A compelling model (Medina et al., 2000) proposes that a specific population of interneurons in the cerebellar cortex, called Golgi cells, plays a key role in creating a representation of time in the cerebellum. This model suggests that the pattern of interconnectivity between the Golgi cells and the input neurons of the cerebellar cortex, the granule cells, causes different subsets of granule cells and Golgi cells to be sequentially activated in response to a constant input to the cerebellum. In this way, the specific pattern of active granule cells and Golgi cells could indicate, not just whether a particular cerebellar input is present (reflecting the presence of a particular sensory stimulus), but also how long that stimulus has been present. Downstream neurons could use this neural representation of the time since stimulus onset to appropriately time the motor response to the sensory input. One can imagine that the sight of the Yankee’s pitcher releasing the ball triggered the sequential activation of different subsets of granule cells and Golgi cells in Bill Mazerowski’s cerebellum. After years of practice, the downstream motor circuits had learned to recognize exactly which subsets of neurons signaled the appropriate time to initiate his swing for success in hitting the ball, and the connections from that subset of neurons to the motor circuitry had been strengthened. The same mechanism also may be used for some aspects of perceptual timing, a possibility supported by the observation that the cerebellar cortex is activated during language tasks.

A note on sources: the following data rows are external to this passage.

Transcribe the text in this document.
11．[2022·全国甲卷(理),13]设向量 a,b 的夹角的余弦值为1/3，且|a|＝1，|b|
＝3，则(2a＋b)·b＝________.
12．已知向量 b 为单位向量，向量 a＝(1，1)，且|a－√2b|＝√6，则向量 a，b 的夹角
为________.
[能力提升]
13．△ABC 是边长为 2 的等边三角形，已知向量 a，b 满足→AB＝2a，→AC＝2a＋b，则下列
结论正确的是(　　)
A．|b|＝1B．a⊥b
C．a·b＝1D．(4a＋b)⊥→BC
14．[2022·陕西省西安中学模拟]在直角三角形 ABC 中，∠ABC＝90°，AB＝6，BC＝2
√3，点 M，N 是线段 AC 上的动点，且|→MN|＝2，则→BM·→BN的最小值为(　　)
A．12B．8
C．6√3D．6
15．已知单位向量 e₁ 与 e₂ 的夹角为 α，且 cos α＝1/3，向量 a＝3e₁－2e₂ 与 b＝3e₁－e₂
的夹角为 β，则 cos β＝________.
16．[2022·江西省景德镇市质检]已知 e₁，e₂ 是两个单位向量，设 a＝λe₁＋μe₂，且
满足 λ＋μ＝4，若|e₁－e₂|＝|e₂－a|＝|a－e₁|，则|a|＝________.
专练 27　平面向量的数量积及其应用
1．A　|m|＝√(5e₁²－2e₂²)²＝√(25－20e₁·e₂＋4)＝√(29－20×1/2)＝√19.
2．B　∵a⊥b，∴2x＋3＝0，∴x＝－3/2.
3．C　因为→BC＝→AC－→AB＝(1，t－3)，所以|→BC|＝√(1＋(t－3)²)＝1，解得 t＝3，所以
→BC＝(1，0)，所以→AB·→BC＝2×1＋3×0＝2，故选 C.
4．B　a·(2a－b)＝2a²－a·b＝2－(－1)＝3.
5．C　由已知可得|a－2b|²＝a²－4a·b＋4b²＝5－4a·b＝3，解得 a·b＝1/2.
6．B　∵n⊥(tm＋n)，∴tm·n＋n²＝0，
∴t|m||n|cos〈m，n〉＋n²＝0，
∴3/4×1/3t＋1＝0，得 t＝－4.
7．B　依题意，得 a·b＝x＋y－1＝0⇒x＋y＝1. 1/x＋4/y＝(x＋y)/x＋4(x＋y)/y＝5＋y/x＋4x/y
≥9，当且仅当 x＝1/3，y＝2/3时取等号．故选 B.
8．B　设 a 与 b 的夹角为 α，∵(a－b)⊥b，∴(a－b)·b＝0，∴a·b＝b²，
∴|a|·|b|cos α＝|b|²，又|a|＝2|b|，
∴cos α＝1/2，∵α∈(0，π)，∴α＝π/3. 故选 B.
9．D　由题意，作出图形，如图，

The above model is consistent with lesion studies, which implicate the cerebellar cortex in timing. However, the cerebellar cortex contains seven different classes of neurons, and therefore a more detailed analysis is required to determine the contribution of each of class of neuron in this network to the computation of time. Our project undertakes this detailed analysis, using an approach that combines the power of molecular-genetics with more traditional behavioral and electrophysiological approaches of systems neuroscience. One straightforward approach we will use is simply to record from individual Golgi cells during a simple motor timing task to determine whether the pattern of Golgi cell activation does indeed encode temporal information about the stimulus that triggers the movement. In addition, we will capitalize on the recent development of molecular biological tools for precisely perturbing the function of specific classes of neurons within a circuit. We will use these tools to generate a line of transgenic mice in which the Golgi cells can be functionally removed from the cerebellar circuit, and we will examine the consequences of this manipulation for the coding of time in cerebellar neurons and for the ability to accurately time movements. We will compare the effects of functionally removing the Golgi cells with the effects of functionally removing other classes of neurons from the cerebellar circuit. This systematic dissection of the cerebellar circuit will significantly advance our understanding of the role of each class of neuron in cerebellar computation. In particular, we will gain insight about how the circuit architecture of the cerebellum supports the measurement of time with an accuracy that enables some of us to hit baseballs out of the park.